De acordo com a organização, a cidade recebeu, nos cinco dias, 20 mil pessoas (ou 5 mil a menos do que em 2016). A expectativa da secretaria de turismo da cidade era de 30 mil.
Em entrevista coletiva neste domingo (30), último dia da Flip, a curadora Joselia Aguiar afirmou esperar que “essa mobilização dos leitores negros e imprensa negros aconteça em todas as festas literárias, e não apenas na Flip”.
Ela lembrou ainda da “paridade de gênero” que quis garantir no “elenco”: 23 mulheres e 22 homens. Neste ano, a organização optou por um cardápio sem “astros literários”.
Em anos anteriores, a Flip costumava trazer autores consagrados, incluindo ganhadores do Nobel. Agora, embora houvesse premiados, chamou a atenção o grande número de “desconhecidos”.
Foi de propósito, garantiu a curadora: ela acha melhor dar ao público dar a chance de “descobrir coisas que não sabe” do que propor “uma festa em que você vai ver aquilo que já sabe, os autores que já conhece, e que vão debater entre eles coisas que eles já debatem e você sabe o que é”.
Na coletiva, Joselia quis desfazer a associação entre o autor homenageado desta vez, Lima Barreto, e a diversidade dos convidados. “Não é porque o Lima Barreto era um autor negro e tratou do racismo que temos mais autores e autoras negras. Tem que começar a não pensar nessas coisas de maneira automática”, disse.
Orçamento menor
Com relação ao orçamento de R$ 5,8 milhões (ou R$ 1 milhão a menos do que em 2016), Mauro Munhoz, diretor da Casa Azul, associação responsável pela Flip, reconheceu que foi feito “um esforço muito grande de enxugamento”.

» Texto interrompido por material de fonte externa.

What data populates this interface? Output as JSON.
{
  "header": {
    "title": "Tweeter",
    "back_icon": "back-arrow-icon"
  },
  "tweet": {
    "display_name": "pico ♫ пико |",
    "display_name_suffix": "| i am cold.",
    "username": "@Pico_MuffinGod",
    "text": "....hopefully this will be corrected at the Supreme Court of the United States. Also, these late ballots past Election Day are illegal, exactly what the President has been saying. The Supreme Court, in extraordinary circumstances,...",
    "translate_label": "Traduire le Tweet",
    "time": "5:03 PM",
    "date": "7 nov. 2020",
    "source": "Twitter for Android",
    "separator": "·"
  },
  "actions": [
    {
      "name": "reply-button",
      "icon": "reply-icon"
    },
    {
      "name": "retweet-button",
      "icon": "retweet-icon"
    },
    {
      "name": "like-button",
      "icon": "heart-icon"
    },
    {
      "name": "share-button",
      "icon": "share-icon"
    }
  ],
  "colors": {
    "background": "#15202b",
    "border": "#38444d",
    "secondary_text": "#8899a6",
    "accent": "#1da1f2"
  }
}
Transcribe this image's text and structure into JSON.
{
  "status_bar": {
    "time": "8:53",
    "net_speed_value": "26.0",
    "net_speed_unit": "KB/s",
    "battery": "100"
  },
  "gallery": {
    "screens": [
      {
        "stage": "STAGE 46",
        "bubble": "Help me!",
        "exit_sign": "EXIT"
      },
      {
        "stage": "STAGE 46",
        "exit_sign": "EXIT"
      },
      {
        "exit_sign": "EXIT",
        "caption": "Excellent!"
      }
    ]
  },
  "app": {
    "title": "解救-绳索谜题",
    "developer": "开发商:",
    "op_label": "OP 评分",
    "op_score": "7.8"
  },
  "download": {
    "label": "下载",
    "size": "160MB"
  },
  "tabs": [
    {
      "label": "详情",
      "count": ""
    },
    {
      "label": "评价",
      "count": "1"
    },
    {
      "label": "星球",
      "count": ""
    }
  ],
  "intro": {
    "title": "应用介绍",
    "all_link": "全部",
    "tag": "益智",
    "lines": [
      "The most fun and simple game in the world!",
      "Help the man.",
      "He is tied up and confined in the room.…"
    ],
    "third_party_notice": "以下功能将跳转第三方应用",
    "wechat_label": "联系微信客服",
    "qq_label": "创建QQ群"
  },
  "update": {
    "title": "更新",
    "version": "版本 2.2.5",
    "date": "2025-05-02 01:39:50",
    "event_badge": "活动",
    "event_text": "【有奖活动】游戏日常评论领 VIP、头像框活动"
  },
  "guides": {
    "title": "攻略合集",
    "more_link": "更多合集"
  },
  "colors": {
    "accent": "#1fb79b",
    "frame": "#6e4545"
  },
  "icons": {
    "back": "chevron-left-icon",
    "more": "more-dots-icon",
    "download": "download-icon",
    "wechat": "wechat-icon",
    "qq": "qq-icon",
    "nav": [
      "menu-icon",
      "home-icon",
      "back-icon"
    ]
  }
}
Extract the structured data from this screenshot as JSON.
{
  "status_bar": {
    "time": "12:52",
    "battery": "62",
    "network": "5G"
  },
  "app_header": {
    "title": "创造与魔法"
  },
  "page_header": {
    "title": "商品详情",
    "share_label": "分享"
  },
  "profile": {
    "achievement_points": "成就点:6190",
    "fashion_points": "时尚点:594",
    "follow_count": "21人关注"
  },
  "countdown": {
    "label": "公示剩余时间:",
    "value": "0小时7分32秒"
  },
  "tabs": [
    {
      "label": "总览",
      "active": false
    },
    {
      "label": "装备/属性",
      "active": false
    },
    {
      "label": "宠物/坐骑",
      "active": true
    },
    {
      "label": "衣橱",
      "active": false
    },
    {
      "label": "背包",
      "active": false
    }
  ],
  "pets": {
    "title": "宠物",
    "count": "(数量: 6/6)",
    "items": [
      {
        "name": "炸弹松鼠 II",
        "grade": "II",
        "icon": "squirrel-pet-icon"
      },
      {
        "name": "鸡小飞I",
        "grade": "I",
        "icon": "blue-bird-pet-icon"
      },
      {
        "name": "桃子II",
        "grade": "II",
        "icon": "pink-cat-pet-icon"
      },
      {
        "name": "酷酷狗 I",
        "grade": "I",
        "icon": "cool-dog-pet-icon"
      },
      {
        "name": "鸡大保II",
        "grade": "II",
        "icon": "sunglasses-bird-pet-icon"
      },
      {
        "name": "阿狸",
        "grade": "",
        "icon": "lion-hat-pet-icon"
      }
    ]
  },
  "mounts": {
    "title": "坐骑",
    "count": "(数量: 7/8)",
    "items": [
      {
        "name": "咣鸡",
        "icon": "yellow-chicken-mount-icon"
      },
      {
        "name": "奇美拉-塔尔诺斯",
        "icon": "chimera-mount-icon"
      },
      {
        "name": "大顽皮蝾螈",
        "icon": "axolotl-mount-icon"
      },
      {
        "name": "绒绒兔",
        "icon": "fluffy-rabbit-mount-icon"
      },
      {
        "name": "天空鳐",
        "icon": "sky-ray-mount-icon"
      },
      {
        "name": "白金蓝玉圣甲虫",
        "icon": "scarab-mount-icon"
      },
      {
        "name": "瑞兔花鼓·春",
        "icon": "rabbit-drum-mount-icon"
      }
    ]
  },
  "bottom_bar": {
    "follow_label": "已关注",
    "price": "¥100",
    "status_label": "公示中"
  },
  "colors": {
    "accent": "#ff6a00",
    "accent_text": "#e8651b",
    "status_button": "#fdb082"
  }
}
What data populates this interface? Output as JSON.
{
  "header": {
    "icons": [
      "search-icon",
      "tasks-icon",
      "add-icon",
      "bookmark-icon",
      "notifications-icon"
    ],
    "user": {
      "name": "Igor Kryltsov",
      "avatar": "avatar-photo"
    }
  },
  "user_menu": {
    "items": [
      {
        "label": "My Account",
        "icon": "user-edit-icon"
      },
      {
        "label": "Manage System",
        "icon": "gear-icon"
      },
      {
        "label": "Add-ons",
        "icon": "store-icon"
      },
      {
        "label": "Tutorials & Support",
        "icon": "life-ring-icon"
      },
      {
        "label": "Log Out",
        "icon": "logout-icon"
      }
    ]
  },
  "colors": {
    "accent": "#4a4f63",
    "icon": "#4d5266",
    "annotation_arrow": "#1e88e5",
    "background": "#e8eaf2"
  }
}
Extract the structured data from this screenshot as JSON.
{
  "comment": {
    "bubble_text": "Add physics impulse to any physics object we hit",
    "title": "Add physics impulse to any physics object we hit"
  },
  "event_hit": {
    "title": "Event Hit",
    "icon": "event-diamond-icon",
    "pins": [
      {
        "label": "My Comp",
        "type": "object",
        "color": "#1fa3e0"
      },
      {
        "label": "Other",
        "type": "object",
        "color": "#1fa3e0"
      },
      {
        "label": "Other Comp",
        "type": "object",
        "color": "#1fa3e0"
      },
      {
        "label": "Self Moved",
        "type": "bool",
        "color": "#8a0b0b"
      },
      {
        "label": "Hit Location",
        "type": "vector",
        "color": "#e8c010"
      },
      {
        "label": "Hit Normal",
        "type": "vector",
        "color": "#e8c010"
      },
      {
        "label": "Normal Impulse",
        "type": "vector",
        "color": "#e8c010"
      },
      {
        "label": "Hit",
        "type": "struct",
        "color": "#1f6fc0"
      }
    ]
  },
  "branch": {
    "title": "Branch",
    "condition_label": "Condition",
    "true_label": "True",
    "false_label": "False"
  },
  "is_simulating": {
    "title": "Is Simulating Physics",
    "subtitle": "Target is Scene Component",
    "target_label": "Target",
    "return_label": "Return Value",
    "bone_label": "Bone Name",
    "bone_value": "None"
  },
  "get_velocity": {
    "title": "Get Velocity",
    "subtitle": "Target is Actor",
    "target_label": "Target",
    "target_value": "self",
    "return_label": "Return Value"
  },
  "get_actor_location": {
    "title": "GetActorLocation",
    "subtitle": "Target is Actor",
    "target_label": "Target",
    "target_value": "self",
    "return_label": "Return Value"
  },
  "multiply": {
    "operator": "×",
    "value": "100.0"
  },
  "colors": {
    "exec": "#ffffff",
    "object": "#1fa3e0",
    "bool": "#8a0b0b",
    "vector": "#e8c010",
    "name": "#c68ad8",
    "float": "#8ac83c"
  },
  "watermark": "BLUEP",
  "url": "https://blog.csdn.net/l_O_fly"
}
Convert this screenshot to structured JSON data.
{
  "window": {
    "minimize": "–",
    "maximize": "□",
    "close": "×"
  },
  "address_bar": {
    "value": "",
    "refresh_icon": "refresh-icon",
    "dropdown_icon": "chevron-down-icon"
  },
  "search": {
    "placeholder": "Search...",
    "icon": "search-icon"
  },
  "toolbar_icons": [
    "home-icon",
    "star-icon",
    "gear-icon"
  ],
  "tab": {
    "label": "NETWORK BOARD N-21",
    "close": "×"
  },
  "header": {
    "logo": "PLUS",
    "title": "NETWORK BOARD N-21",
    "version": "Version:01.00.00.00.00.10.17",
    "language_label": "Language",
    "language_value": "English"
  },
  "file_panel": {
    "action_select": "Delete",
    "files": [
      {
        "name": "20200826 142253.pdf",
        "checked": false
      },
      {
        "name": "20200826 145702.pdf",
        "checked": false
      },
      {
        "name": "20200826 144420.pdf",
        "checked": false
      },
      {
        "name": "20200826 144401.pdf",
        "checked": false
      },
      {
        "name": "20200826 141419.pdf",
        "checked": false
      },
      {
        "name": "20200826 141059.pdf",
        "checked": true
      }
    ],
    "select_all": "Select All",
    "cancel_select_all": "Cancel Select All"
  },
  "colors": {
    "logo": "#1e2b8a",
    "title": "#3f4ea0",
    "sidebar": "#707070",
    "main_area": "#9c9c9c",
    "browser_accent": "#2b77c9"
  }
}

Citando “este ano tão adverso”, ele não fez previsões a respeito do dinheiro para a próxima edição: “A gente acha que depende do país, e que o país vai estar mais ou menos do mesmo tamanho que neste ano…”.
A tendência recente é de queda. A organização informou ao G1 dados das últimas sete edições: 2010 (R$ 6,3 milhões), 2011 (R$ 6,8 milhões), 2012 (R$ 8,4 milhões), 2013 (R$ 8,6 milhões), 2014 (R$ 8,5 milhões), 2015 (R$ 7,4 milhões) e 2016 (R$ 6,8 milhões).
Vale lembrar que o próprio secretário de Turismo de Paraty reconheceu que a Flip deste ano teve “estrutura reduzida”. Um contraste com um passado mais claramente ambicioso.
Em 2014, a Flip foi comparada a “festival de rock”. Em 2015, Munhoz declarou que a crise não tinha qualquer impacto no evento. Finalmente, em 2016, numa Paraty visivelmente esvaziada nas ruas, reconheceu-se que aquele era “um ano extremamente difícil”.
Desta vez, foi ainda bem menor o número de ações promovidas por tradicionais patrocinadores da festa. A baixa quantidade de casas temáticas (bancadas por grandes editoras e institutos culturais) também esteve visível.
Embora, durante o sábado, o público tenha sido grande durante o dia (era difícil conseguir lugar para almoçar no centro histórico), as noites da Flip 2017 pareceram mais vazias. Tanto no próprio sábado quanto na sexta, quando se costuma registrar movimento intenso (e circulação nível metrô lotado) na área da Matriz.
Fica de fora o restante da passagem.